For roughly 150 years, the United States maintained a goal of paying off its debts within a generation - and the nation prospered. However, the standards began to shift after that first century and a half. Politicians have made various arguments along the way to justify their actions, but in the end, every taxpayer is now left with roughly $130,000 as his/her share of the national debt1. This number is increasing by roughly $7,000 per year even after a decade of growth, with no end in sight. Virtually all experts agree that our current path is unsustainable and that the rate of increase in the debt will accelerate in the near future due to (1) the natural market cycles calling for a recession in the near term, and (2) the aging population increasing the costs of Medicare and Social Security expenses. Unfortunately, our politicians continue to ignore the problem.2

It is true that running a deficit will help the economy in the short term, but only at an increased expense in the future. The same rules that apply to a family budget apply to the national budget. Interest must be paid on previously acquired debt, which results in a lower standard of living as long as that debt exists. When one generation fails to pay off its debts, the following generation is left to continually pay the interest on that debt. In short, this works as a generational transfer of wealth; parents are effectively stealing money from their children. I agree with Thomas Jefferson: it is unethical to burden our children with our debt.
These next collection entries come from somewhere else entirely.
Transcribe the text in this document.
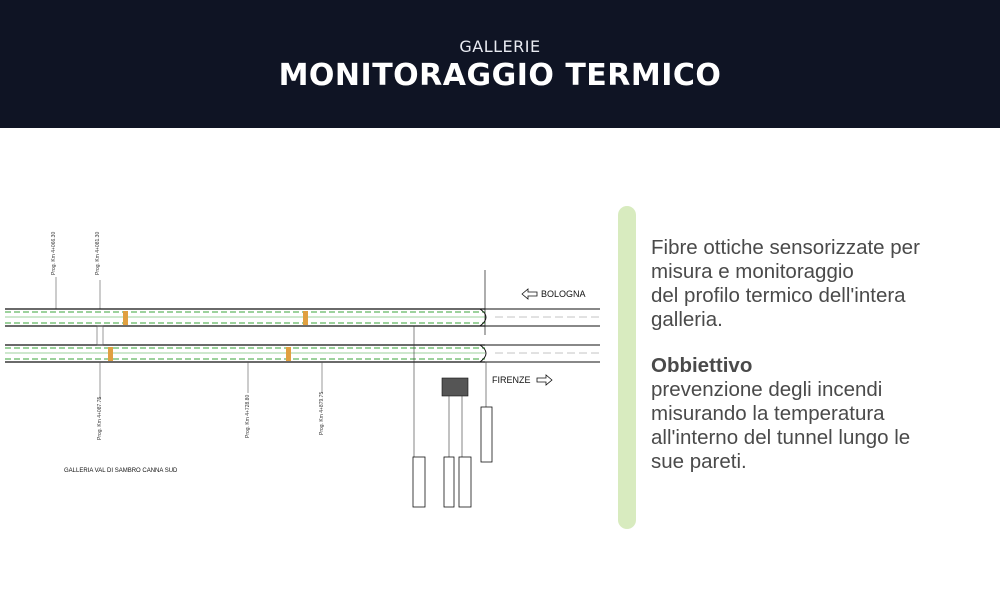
GALLERIE
MONITORAGGIO TERMICO
Prog. Km 4+066.30	Prog. Km 4+081.30
BOLOGNA
FIRENZE
Prog. Km 4+087.75	Prog. Km 4+728.80	Prog. Km 4+879.75
GALLERIA VAL DI SAMBRO CANNA SUD
Fibre ottiche sensorizzate per
misura e monitoraggio
del profilo termico dell'intera
galleria.
Obbiettivo
prevenzione degli incendi
misurando la temperatura
all'interno del tunnel lungo le
sue pareti.
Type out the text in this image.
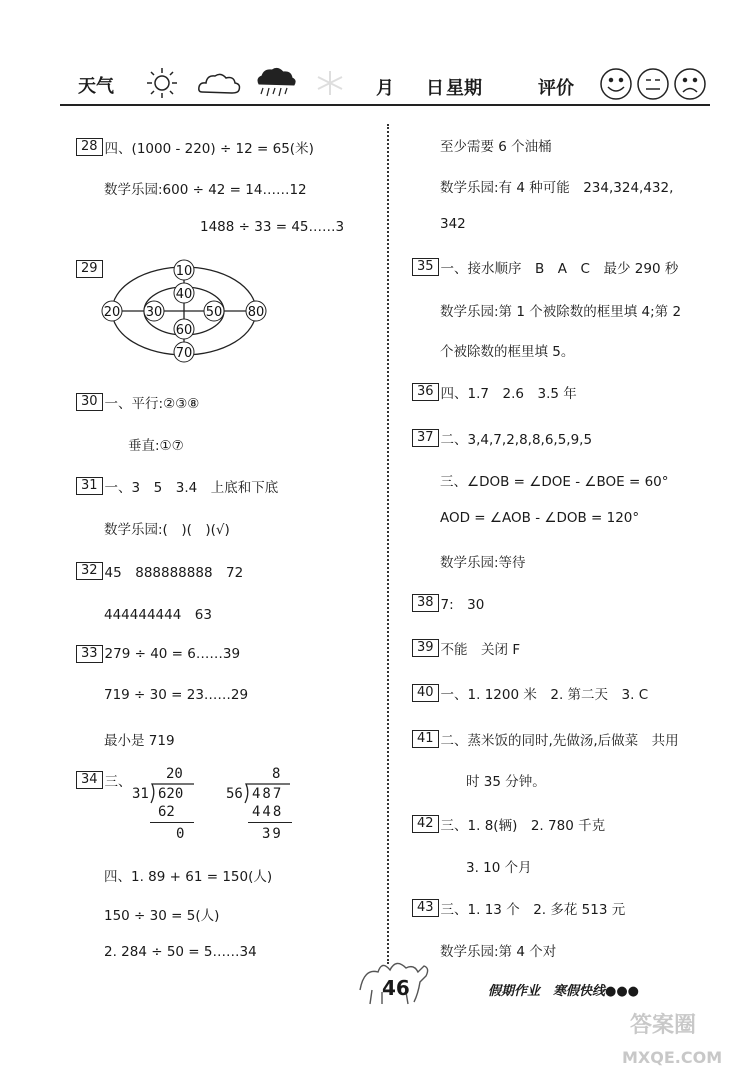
天气	月 日 星期	评价
28 四、(1000 - 220) ÷ 12 = 65(米)
数学乐园:600 ÷ 42 = 14……12
1488 ÷ 33 = 45……3
29	10
40
20 30	50 80
60
70
30 一、平行:②③⑧
垂直:①⑦
31 一、3　5　3.4　上底和下底
数学乐园:(　)(　)(√)
32 45　888888888　72
444444444　63
33 279 ÷ 40 = 6……39
719 ÷ 30 = 23……29
最小是 719
34 三、 20
31 620
62
0
8
56 487
448
39
四、1. 89 + 61 = 150(人)
150 ÷ 30 = 5(人)
2. 284 ÷ 50 = 5……34
至少需要 6 个油桶
数学乐园:有 4 种可能　234,324,432,
342
35 一、接水顺序　B　A　C　最少 290 秒
数学乐园:第 1 个被除数的框里填 4;第 2
个被除数的框里填 5。
36 四、1.7　2.6　3.5 年
37 二、3,4,7,2,8,8,6,5,9,5
三、∠DOB = ∠DOE - ∠BOE = 60°
AOD = ∠AOB - ∠DOB = 120°
数学乐园:等待
38 7:　30
39 不能　关闭 F
40 一、1. 1200 米　2. 第二天　3. C
41 二、蒸米饭的同时,先做汤,后做菜　共用
时 35 分钟。
42 三、1. 8(辆)　2. 780 千克
3. 10 个月
43 三、1. 13 个　2. 多花 513 元
数学乐园:第 4 个对
46	假期作业　寒假快线●●●
答案圈
MXQE.COM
However, I am also concerned that we are now entering new territory with the debt. Many countries have discovered that debt above a certain level results in economic collapse. Further, history shows that an economic collapse increases the risk of government instability and can result in the loss of individual rights. While history does not dictate this outcome, it seems to be self-evident that we should avoid taking this type of risk. While history does not provide us with an exact level of debt that will cause economic collapse, debts above 120% of GDP tend to become highly susceptible to eventual collapse (although the bubble can last a long time before the collapse is realized). Our current debt-to-GDP ratio is 105%, a level that has not changed much since the Great Recession. It is almost certain that this number will increase during the next recession, which is likely quite soon.

It is bad enough to acquire debt without any plan to repay it, but to acquire the level of debt that we are now seeing is fundamentally immoral. We must demand greater integrity from our politicians and from ourselves. The time has come to restore our honor and to pay our debts. While I am no longer running for Congress, I still believe that we have to establish a plan along the lines of what I proposed previously as shown here.


1 There are roughly 162 million taxpayers in the US while the national debt is roughly $21.4 trillion (Sept 2018). In the 7 years since I originally wrote this (2011-2018), the national debt increased by nearly 50% from $14.7 trillion to $21.4 trillion, an average of nearly $1 trillion per year. NOTE: The reported annual "deficit" does not represent the full change in the "debt" from year-to-year because our politicians have moved some expenses off-budget thereby hiding the expenses from the reported "deficit", which "only" averaged $750 billion during this same period. The change in "debt" is a more accurate representation of our financial position.

2 Even the politicians who used to complain about President Obama's spending have gone eerily silent on the subject.